Yes, by the “general corrective period” we are also referring to the move down in EURUSD. The latter surely has room to go lower, but EURCAD also looks fragile. Therefore, we are inclined to sell USDCAD at the spot, not really seeing much upside from here. Another advantage of getting exposure to the loonie is a very tight stop with a fairly remote target. The risk/profit ratio seems very attractive.
USDRUB: same story of relative underperformance to oil.
We sell USDRUB at the spot (ref. 57.9) and go short Brent oil (UKOIL, ref. 60.24), targeting UKOIL*USDRUB at 3220.
Just like the Canadian dollar, the Russian ruble has massively underperformed and been completely ignorant to the strong rally in crude. The currency is poised to regain part of the ground unless oil prices retrace lower. A barrel of oil is currently worth around 3500 rubles, which is nearly two standard deviations above the mean (calculated using data from 2014 to present). Given that fiscal and monetary stability in Russia is currently a top priority, the market is highly unlikely to remain at the current levels.
There is, of course, the scenario where oil prices simply give up a part of their recent gains. This, in our view, would not affect the ruble, just it like the crude hasn’t done on its way up. Taking on this synthetic position also implies going long a high-yielding currency, and, therefore, can be carried over a longer time period. We estimate that the market will return to normal levels of around 3200 rubles per barrel by the end of January. Also, on a note, we do not assign a stop-loss to this position. Regular risk management says that the order would need to be placed around 3660. However, this is a trade of statistical arbitrage in a fairly stable asset. The highest level ever achieved was 4200, and we would rather add to the position should the deviation grow larger.
Bitcoin: first “target” attained, higher levels still achievable.
We hold off on trading any cryptocurrencies. Any “analysis” on the issue should be taken with a grain of salt.
This is just a quick update to the technical picture provided in our September issue. As expected, the Bitcoin followed a fairly simple pattern distorted by very high volatility. We are not getting tired of explaining that this is a peripheral market with very low information efficiency and extremely underdeveloped infrastructure. Anyone trading cryptocurrencies should be aware of the fact that they are taking on a typical casino bet.
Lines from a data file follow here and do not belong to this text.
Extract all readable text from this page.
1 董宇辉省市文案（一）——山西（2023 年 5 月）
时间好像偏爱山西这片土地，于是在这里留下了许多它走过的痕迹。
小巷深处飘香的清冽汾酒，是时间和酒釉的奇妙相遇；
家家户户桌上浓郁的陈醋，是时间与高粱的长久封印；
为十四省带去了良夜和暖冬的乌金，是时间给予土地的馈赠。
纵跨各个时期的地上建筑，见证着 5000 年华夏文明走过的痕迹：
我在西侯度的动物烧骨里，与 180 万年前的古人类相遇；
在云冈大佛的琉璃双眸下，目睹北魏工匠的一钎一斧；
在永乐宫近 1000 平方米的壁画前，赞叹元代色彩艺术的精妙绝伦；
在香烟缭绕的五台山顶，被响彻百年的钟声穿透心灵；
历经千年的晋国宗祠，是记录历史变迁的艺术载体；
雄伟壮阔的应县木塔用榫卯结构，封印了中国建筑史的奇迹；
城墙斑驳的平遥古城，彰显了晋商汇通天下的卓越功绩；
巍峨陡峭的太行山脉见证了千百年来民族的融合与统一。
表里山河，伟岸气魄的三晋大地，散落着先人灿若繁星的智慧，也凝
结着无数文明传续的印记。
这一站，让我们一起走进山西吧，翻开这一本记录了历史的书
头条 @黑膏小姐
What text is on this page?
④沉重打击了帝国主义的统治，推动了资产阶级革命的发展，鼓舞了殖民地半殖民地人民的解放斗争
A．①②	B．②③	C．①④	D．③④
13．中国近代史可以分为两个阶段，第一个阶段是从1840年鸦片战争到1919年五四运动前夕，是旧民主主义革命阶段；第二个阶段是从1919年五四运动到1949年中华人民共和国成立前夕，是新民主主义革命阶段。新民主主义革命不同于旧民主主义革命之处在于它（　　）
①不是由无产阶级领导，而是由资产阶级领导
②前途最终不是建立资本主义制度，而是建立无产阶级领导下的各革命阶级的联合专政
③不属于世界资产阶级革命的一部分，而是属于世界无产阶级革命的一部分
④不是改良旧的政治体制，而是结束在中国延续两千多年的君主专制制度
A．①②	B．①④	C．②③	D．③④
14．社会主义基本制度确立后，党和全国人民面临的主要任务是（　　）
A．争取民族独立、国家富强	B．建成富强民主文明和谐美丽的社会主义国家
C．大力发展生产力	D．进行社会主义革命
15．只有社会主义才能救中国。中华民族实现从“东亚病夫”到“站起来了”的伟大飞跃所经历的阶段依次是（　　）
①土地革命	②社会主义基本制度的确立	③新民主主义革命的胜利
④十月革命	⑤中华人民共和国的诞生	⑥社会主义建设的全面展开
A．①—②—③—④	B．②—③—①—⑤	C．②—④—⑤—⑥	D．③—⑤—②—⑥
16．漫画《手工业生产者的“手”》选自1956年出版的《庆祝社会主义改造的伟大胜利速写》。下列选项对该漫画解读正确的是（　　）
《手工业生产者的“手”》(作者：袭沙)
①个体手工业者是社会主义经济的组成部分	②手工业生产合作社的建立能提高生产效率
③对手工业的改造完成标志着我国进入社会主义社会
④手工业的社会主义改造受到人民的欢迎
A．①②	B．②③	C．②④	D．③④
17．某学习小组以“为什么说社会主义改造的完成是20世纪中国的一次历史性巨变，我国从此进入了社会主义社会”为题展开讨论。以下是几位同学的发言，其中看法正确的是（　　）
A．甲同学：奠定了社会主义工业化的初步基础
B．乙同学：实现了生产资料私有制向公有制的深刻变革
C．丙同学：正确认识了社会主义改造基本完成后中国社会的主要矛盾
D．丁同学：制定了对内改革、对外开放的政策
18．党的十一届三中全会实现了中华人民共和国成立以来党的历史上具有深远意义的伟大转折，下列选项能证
Having said that, there is a clear hunger among the general audience with regards to where this whole thing is going. Historically, asset bubbles have peaked at the value of above 1 trillion USD in current prices, and this is probably the best guide to this whole euphoria. This, of course, does not guarantee there will be more buying in the segment. And if it happens, whether the buying will be limited to the most liquid units (Bitcoin, Ethereum) or will mostly go into the least known names. All in all, another leg higher in the Bitcoin itself would be targeting $7130 if it happens. We should also say that our fair value estimates currently produce a very large interval, but all of them lie under $300.